Barring the appearance of a possible second guest (or maybe Chuck's crumbly coulda-been twin) that made Saturday an unpleasant (though Percocet and hot shower-maintained) echo of that awful Thursday, things have been steadily improving ever since. I was finally able to start eating more than a couple of spoonfuls of food at a time by Sunday morning, and actually had an honest-to-God full-on dinner Monday night. Barring a lone Pepsi on Sunday night, I've been almost entirely cold turkey from caffeine (and 100% so on the nicotine) for exactly a week as of this writing. Go team me.
About the only thing that hasn't improved is my guest, who has yet to leave the premises as of the hour of this writing, and I have long since grown exasperated with pissing into a jug in an attempt to retain my guest "Chuck" for further study. Being that 1) I am probably looking at a bill totalling at least a grand for my LakeWest adventure last week (and I'm not much for adding to that figure) and 2) I have a pretty good idea exactly what caused Chuck to crystallize in my left kidney in the first place, my zeal to capture him is also declining as nearly a week passes since he made his dramatic stage entrance.

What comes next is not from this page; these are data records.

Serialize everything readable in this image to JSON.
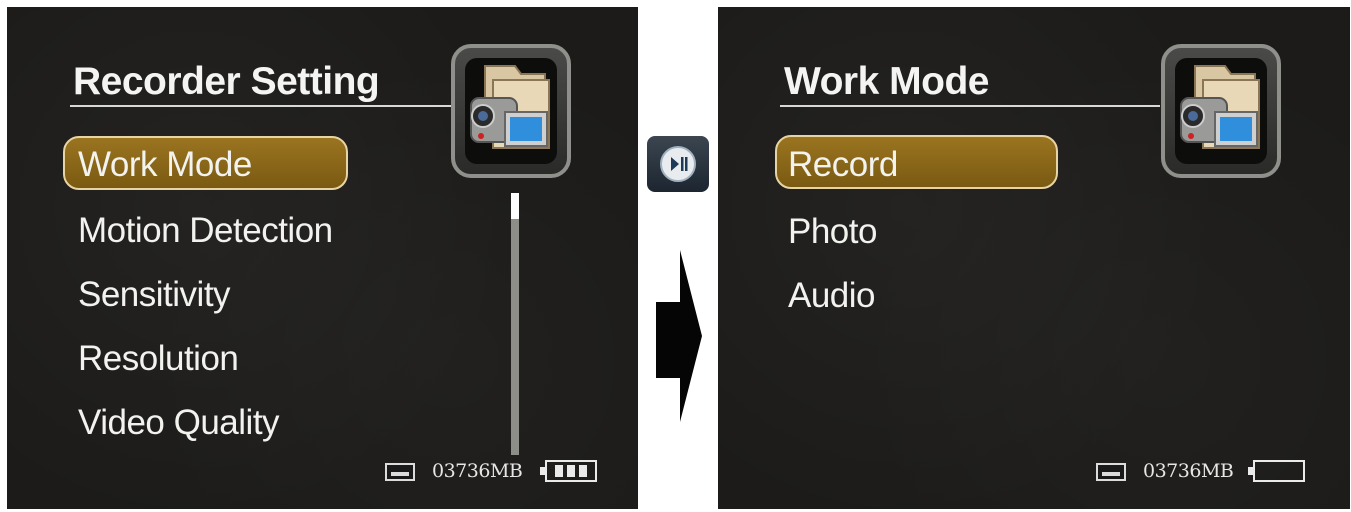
{
  "left_screen": {
    "title": "Recorder Setting",
    "menu_items": [
      "Work Mode",
      "Motion Detection",
      "Sensitivity",
      "Resolution",
      "Video Quality"
    ],
    "selected_index": 0,
    "storage": "03736MB",
    "icon": "camcorder-folder-icon",
    "battery_level": 0.66
  },
  "right_screen": {
    "title": "Work Mode",
    "menu_items": [
      "Record",
      "Photo",
      "Audio"
    ],
    "selected_index": 0,
    "storage": "03736MB",
    "icon": "camcorder-folder-icon",
    "battery_level": 0
  },
  "colors": {
    "highlight": "#8b6718",
    "highlight_border": "#e7d4a2",
    "background": "#1c1b19",
    "text": "#f2f2ef"
  }
}
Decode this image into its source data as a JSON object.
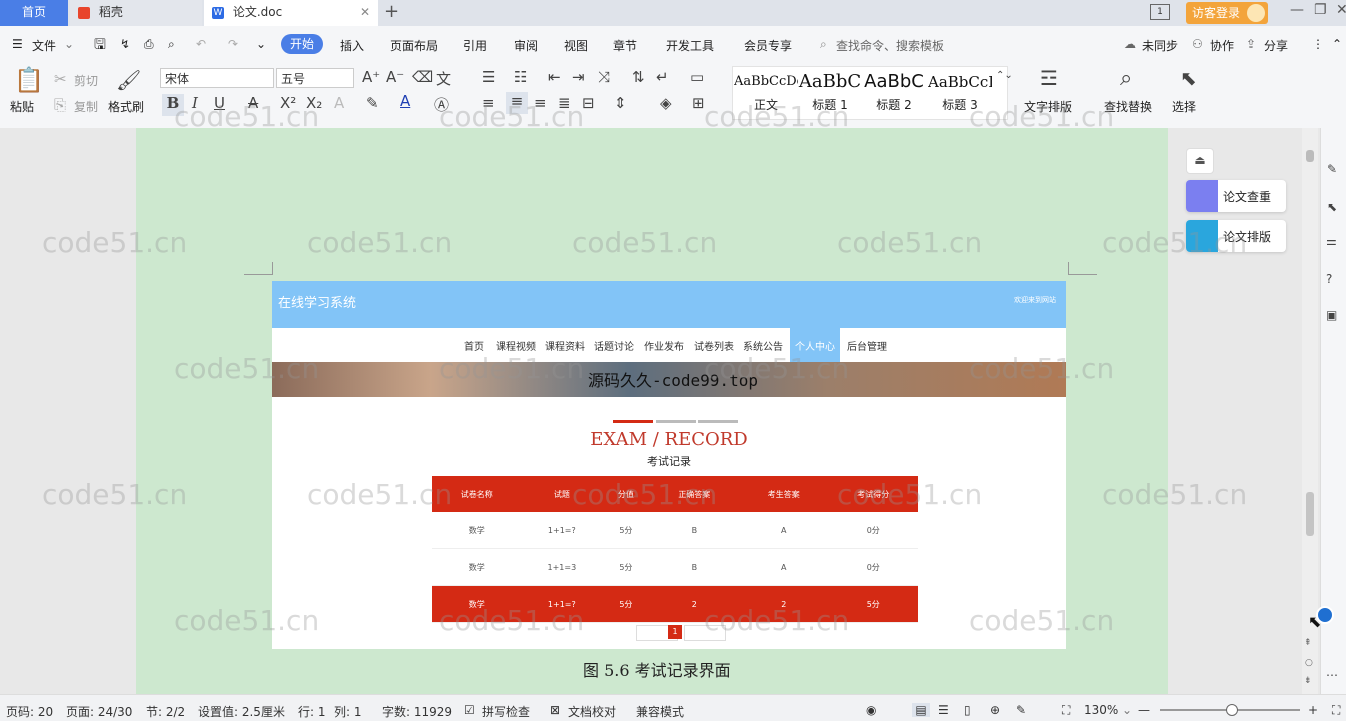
{
  "titlebar": {
    "tabs": [
      {
        "label": "首页"
      },
      {
        "label": "稻壳"
      },
      {
        "label": "论文.doc"
      }
    ],
    "login_label": "访客登录"
  },
  "menubar": {
    "file": "文件",
    "start": "开始",
    "items": [
      "插入",
      "页面布局",
      "引用",
      "审阅",
      "视图",
      "章节",
      "开发工具",
      "会员专享"
    ],
    "search_placeholder": "查找命令、搜索模板",
    "sync": "未同步",
    "collab": "协作",
    "share": "分享"
  },
  "ribbon": {
    "paste": "粘贴",
    "cut": "剪切",
    "copy": "复制",
    "format_painter": "格式刷",
    "font_name": "宋体",
    "font_size": "五号",
    "styles": [
      {
        "sample": "AaBbCcDd",
        "name": "正文"
      },
      {
        "sample": "AaBbC",
        "name": "标题 1"
      },
      {
        "sample": "AaBbC",
        "name": "标题 2"
      },
      {
        "sample": "AaBbCcI",
        "name": "标题 3"
      }
    ],
    "text_layout": "文字排版",
    "find_replace": "查找替换",
    "select": "选择"
  },
  "side_panel": {
    "check": "论文查重",
    "layout": "论文排版"
  },
  "embedded": {
    "site_title": "在线学习系统",
    "welcome": "欢迎来到网站",
    "nav": [
      "首页",
      "课程视频",
      "课程资料",
      "话题讨论",
      "作业发布",
      "试卷列表",
      "系统公告",
      "个人中心",
      "后台管理"
    ],
    "banner_text": "源码久久-code99.top",
    "exam_title": "EXAM / RECORD",
    "exam_subtitle": "考试记录",
    "table_headers": [
      "试卷名称",
      "试题",
      "分值",
      "正确答案",
      "考生答案",
      "考试得分"
    ],
    "table_rows": [
      [
        "数学",
        "1+1=?",
        "5分",
        "B",
        "A",
        "0分"
      ],
      [
        "数学",
        "1+1=3",
        "5分",
        "B",
        "A",
        "0分"
      ],
      [
        "数学",
        "1+1=?",
        "5分",
        "2",
        "2",
        "5分"
      ]
    ],
    "pagination_current": "1"
  },
  "caption": "图 5.6  考试记录界面",
  "statusbar": {
    "page_num": "页码: 20",
    "pages": "页面: 24/30",
    "section": "节: 2/2",
    "setting": "设置值: 2.5厘米",
    "row": "行: 1",
    "col": "列: 1",
    "words": "字数: 11929",
    "spell": "拼写检查",
    "proof": "文档校对",
    "compat": "兼容模式",
    "zoom": "130%"
  },
  "watermark": "code51.cn",
  "colors": {
    "accent": "#4a7ee6",
    "page_bg": "#cde8cf",
    "table_red": "#d42a14",
    "header_blue": "#82c4f7"
  }
}
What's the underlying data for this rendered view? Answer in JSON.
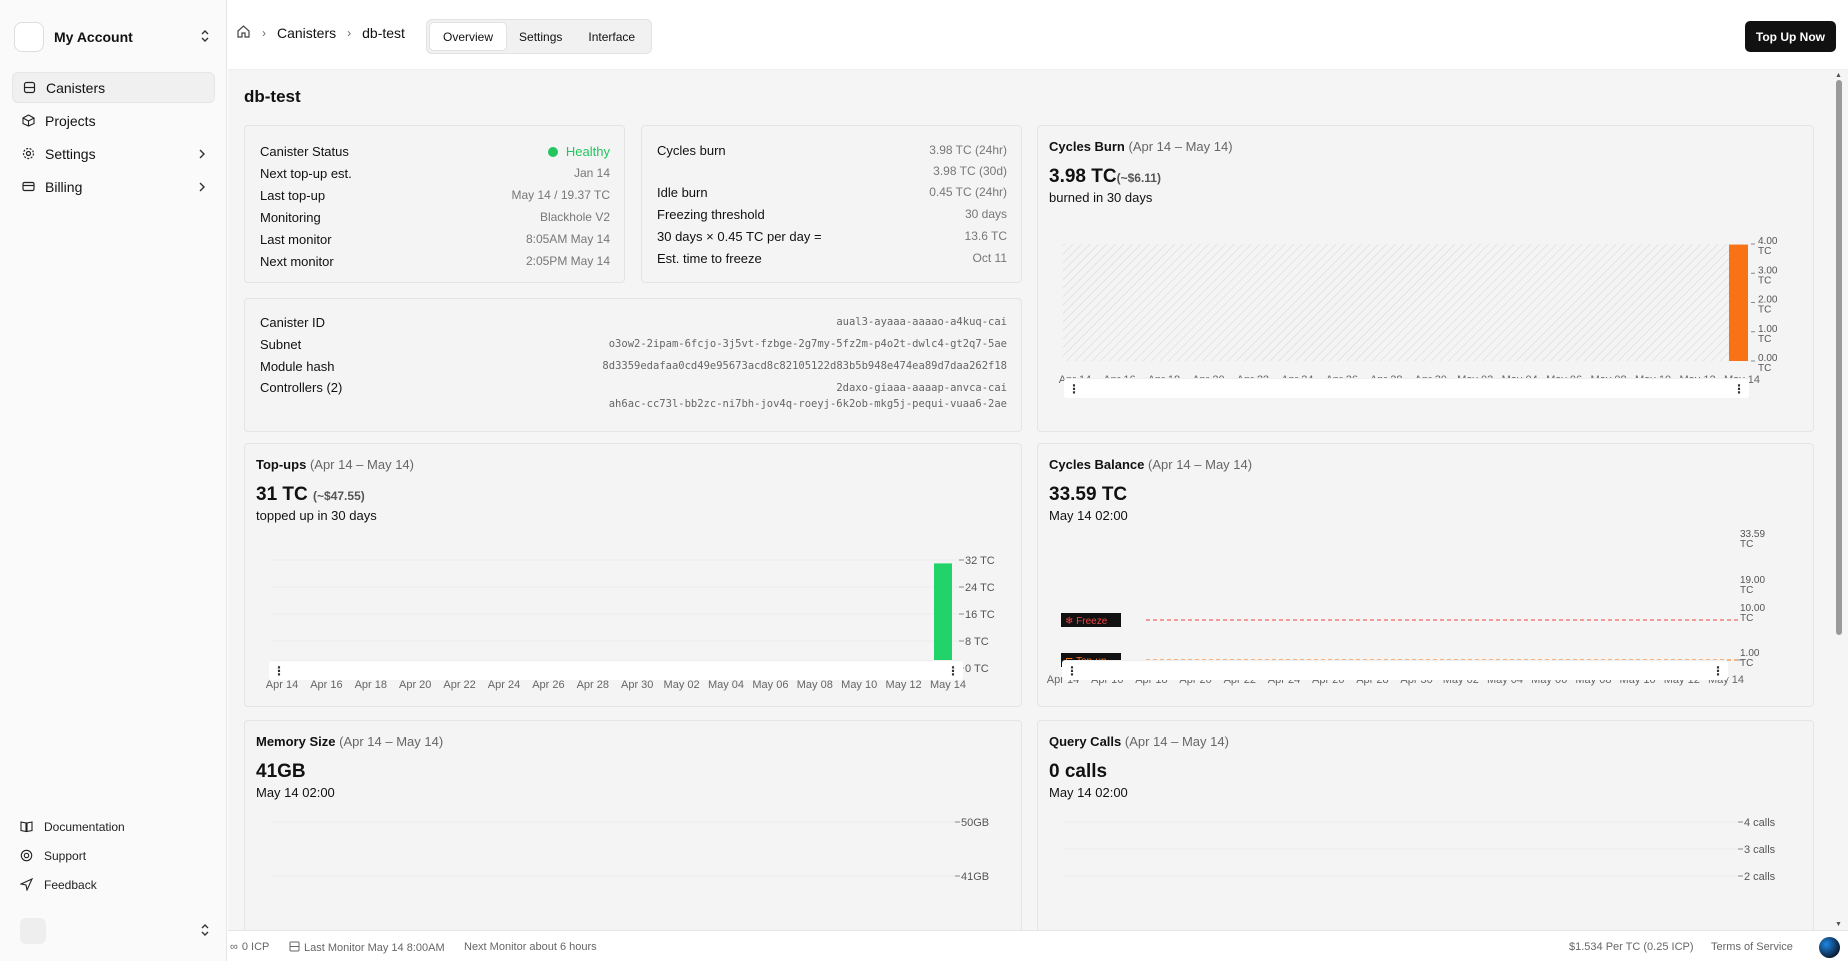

Now now, don't get too uppity with my impatience: I still plan to try to catch the bastard when he leaves. Despite my near-certainty that my once-heroic Mountain Dew intake is 100% responsible for Chuck's entire existence, there is always that little uncertainty that there might be something else at work here (though I doubt it), so I have to at least give this a shot. Perhaps sensing this (as if a calcified crystallized chunk of excess chemical crud could do so), Chuck has been a very quiet and courteous tenant ever since he arrived, and has been extremely reticent to show himself at daily curtain calls. Unless he has somehow spontaneously disintegrated, I will certainly be very aware when Chuck makes his exit at last (though apparently the discomfort level will be nowhere near the scale of last week's extended suffering).